Layoffs: Will Remote Workers Be the First to Go?

As firms cut back more, eight in ten workers worry that remote staffers could lose their jobs first, a new survey says. How leaders should make such decisions.  

The manager needed to cut his team’s labor budget by 15%. He considered the performance and productivity of individual staffers, but a nagging thought kept popping into his mind: He came into the office every day. So did most of his team. But a few people did not. Should they be the first to be let go? 

Amid an impending recession, many firms are making cuts, creating some recent fretting among remote or hybrid workers. In a recent survey, 78% of employees said that they were concerned that remote workers would lose their jobs first. Some of these worries may not be justified, because HR leaders weigh numerous factors besides geographic location. But as experts point out, individual managers are the ones making cuts, and they may be tempted to look first at remote employees, who can be laid off over the phone instead of face-to-face. “Proximity bias is real,” says Kristi Drew, global account leader in the Financial Services practice at Korn Ferry. 

The deck is stacked against remote employees because their work is often invisible. Newer remote hires also lack deep-rooted face-to-face relationships with managers and leadership. And of course, people naturally favor those whom they see regularly, says Drew. Meanwhile, many managers continue to argue that culture is best bred in-office and erodes when employees work remotely. Other leaders continue to suspect that at-home employees are less productive, despite inconclusive research on the topic. 

But experts worry that companies may be hurting themselves by overweighting location and underweighting performance in evaluating employees. “At the end of the day, retention is a goal,” says Peter McDermott, senior client partner in Korn Ferry’s Global Corporate Affairs and Investor Relations practice. 

The optics of laying off out-of-office employees can also backfire tremendously. “You don’t want to axe remote employees without the right messaging behind it,” says McDermott.

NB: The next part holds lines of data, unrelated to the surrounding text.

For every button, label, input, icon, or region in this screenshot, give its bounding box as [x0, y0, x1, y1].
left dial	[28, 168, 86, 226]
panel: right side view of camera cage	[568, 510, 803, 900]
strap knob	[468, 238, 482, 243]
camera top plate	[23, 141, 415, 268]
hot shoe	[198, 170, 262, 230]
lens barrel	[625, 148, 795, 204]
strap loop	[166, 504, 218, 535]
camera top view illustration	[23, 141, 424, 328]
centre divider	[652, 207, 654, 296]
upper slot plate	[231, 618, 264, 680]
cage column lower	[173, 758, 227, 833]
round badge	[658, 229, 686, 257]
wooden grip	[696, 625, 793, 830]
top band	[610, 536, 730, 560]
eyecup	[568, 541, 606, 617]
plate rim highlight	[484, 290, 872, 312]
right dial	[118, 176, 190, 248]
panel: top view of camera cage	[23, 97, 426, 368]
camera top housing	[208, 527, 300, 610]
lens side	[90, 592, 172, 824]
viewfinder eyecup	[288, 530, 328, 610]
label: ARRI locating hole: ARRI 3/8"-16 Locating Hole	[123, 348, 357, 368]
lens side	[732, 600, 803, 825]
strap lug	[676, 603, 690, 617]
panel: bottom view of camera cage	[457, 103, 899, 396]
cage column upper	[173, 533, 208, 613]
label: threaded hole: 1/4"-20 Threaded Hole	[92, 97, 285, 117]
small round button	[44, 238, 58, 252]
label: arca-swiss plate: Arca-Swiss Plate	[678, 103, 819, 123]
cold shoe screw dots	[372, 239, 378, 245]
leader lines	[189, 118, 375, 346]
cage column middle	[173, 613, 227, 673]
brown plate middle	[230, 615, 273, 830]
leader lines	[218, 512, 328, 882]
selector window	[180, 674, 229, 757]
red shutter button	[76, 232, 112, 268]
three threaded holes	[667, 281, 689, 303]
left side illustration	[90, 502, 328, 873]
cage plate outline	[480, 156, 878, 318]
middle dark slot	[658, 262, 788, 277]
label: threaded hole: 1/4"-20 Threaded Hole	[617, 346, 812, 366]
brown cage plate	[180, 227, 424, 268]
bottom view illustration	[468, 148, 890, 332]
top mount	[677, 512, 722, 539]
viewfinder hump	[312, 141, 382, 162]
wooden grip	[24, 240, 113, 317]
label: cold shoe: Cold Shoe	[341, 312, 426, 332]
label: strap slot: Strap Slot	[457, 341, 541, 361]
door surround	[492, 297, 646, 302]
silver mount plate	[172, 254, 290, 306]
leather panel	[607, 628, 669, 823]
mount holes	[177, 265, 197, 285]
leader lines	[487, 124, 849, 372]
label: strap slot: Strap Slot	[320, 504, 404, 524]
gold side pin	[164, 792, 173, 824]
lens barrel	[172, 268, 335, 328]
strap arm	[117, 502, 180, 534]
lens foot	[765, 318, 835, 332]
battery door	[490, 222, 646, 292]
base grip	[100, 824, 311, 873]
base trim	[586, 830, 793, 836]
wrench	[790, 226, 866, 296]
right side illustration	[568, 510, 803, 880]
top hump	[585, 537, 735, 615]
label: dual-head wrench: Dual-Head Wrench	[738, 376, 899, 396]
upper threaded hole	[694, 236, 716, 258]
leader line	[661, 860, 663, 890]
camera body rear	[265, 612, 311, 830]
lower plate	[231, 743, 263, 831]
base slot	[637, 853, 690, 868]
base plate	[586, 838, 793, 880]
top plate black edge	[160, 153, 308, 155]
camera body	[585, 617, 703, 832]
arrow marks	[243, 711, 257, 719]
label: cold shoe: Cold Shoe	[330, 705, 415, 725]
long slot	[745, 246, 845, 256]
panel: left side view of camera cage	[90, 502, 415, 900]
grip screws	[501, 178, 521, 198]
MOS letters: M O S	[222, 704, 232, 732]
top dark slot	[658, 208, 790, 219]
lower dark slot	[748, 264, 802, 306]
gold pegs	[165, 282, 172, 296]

For example, letting remote employees go might unintentionally communicate low support for certain populations (potentially caregivers or workers with health conditions), not to mention a willingness to lay off high performers. It might also contradict formal policies about remote work.  

When considering whom to let go, Ron Porter, senior client partner in the Global Human Resources Center of Excellence at Korn Ferry, suggests that managers be quite conscious of their instincts to favor in-person workers. “Managers can challenge themselves to make sure that they’re not making the easy decision, versus the one that’s best for the business,” he says. This includes asking oneself about biases against remote employees, and being honest about one’s own feelings about in-office time, he says. Employees can also take responsibility here by scheduling time with their managers for “that honest check-in about whether working remotely still works,” he says.  

Experts say that companies can also revisit their in-office guidelines. McDermott encourages firms to include diverse groups of decision makers when reconsidering remote policies in order to ensure that policies accommodate workers in a variety of circumstances. And if managers do decide to insist on substantial in-office time, he encourages long timelines, because support systems take months to build. For example, many childcare arrangements are difficult (if not impossible) to change mid-semester or during labor. “It can’t just be an overnight announcement,” he says.